Related to your question, even if we just stick to `/` because it seems safer, does that mean that "foo/bar/baz/1/" and "foo/bar/baz/2/" are two prefixes for the point of these request speed limits? Or does the "prefix" stop at the first "/" and files with these keypaths are both in the same "prefix" "foo/"?

Note there was (according to docs) a change a couple years ago that I think some people haven't caught on to:

> For example, previously Amazon S3 performance guidelines recommended randomizing prefix naming with hashed characters to optimize performance for frequent data retrievals. You no longer have to randomize prefix naming for performance, and can use sequential date-based naming for your prefixes.

Umm... that output seems confusing.

The ListObjects api will omit all objects that share a prefix that ends in the delimiter, and instead put said prefix into the CommonPrefix element, which would be reflected as PRE lines. (So with a delimiter of '/', it basically hides objects in "subfolders", but lists any subfolders that match your partial text in the CommonPrefix element).

By default `aws s3 ls` will not show any objects within a CommonPrefix but simply shows a PRE line for them. The cli does not let you specify a delimiter, it always uses '/'. To actually list all objects you need to use `--recursive`.

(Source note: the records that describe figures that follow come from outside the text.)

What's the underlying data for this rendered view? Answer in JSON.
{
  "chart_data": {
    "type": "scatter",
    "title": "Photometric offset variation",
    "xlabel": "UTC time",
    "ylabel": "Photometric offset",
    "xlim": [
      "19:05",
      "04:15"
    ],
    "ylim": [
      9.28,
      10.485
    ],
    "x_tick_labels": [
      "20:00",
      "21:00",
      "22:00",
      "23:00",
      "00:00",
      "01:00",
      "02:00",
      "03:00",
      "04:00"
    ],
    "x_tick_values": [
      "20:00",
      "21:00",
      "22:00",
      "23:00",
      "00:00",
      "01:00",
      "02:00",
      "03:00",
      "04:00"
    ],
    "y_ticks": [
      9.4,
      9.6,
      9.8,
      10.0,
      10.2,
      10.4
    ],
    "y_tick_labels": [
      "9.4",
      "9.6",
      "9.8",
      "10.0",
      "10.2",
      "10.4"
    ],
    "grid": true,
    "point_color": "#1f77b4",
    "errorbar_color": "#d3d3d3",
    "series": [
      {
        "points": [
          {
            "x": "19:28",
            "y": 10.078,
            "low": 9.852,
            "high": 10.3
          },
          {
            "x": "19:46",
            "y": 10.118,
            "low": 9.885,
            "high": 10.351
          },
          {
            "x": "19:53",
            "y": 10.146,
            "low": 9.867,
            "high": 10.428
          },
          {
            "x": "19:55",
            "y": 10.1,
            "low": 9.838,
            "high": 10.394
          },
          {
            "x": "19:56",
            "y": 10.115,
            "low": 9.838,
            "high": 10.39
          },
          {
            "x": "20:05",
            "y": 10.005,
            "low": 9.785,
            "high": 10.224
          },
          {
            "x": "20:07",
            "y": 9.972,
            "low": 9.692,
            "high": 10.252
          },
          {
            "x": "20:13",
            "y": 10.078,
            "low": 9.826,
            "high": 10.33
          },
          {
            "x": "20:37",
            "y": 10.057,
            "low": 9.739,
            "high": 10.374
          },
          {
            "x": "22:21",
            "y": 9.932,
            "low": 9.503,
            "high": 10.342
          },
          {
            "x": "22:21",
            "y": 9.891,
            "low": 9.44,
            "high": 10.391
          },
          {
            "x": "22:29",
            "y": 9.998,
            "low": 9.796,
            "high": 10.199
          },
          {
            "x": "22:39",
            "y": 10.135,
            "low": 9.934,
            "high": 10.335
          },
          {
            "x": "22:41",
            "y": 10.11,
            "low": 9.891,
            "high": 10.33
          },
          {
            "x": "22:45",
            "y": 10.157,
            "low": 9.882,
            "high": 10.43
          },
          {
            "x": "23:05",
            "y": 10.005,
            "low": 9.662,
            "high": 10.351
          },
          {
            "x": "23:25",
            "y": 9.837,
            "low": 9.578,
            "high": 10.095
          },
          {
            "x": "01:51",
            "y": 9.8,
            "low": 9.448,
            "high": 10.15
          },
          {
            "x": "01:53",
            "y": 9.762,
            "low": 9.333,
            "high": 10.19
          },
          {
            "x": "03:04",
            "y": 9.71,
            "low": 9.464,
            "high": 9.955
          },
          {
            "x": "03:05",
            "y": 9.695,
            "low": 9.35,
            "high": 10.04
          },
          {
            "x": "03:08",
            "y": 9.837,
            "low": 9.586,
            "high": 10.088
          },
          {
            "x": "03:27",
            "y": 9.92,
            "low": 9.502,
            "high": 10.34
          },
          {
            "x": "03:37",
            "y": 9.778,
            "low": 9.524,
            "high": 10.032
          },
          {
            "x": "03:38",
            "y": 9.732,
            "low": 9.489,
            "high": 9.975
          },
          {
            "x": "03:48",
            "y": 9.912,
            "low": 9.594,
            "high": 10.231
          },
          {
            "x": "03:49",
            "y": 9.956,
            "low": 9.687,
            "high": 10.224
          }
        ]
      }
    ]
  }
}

The output there would suggest that bucket really did have object names that began with `bar-folder/`, and that last line did not list them out because you did not include the trailing slash. Without the trailing slash it was just listing objects and CommonPrefixes that match the string you specified after the last delimiter in your url. Since only that one common prefix matched, only it was printed.

Use the delete-objects instead and it will be much faster, as you can supply up to 1000 keys to remove per a single API call.

https://awscli.amazonaws.com/v2/documentation/api/latest/ref...

Most recursive deletion routines are not optimized for speed. This could be done much faster with multiple threads or batching the calls via io_uring.

Another option are LVM or btrfs subvolumes which can be discarded without recursive traversal.

There are some tricks on Linux. For example using mv into a trash dir instead of rm. I’ve also seen some successful use of rsync that does real deletion many times faster than rm -rf, not sure why but guessing some parallelism is involved.

Google for this problem. There are surprisingly many creative ideas, many which also surprisingly are a lot better than the built in rm command.

I believe it's mostly a problem of latency between your machine and S3. Since each Delete call is issued separately in its own HTTP connection.

1. Try parallelization of your calls. Deleting 20 objects in parallel should take the same time as deleting 1.

2. Try to run deletion from an AWS machine in the same region as the S3 bucket (yes buckets are regional, only their names are global). Within-datacenter latency should be lower than between your machine and datacenter.

(This is a good example where Garbage Collection wins over schemes which track reference explicitly, like reference counting. A garbage collector can just throw away the reference, while other schemes need to visit every leaf resulting in hours of deletion time in some cases.)
Set a lifecycle rule to delete your objects. Come back a day later and AWS will have taken care of this for you.
The issue is this isn’t free. I played and emended up with a few hundred million object S3 bucket on a personal project and am trying to get rid of it without getting a bill. Seriously considering just getting suspended from aws if that’s a viable path lol.
Lifecycle rules are free. Use them to empty the bucket.
"You are not charged for expiration or the storage time associated with an object that has expired."

From: https://docs.aws.amazon.com/AmazonS3/latest/userguide/lifecy...

Very true: it took me about a month of emptying, deleting and life cycling about a dozen buckets of about 20 TB (~20 million objects) to get to zero.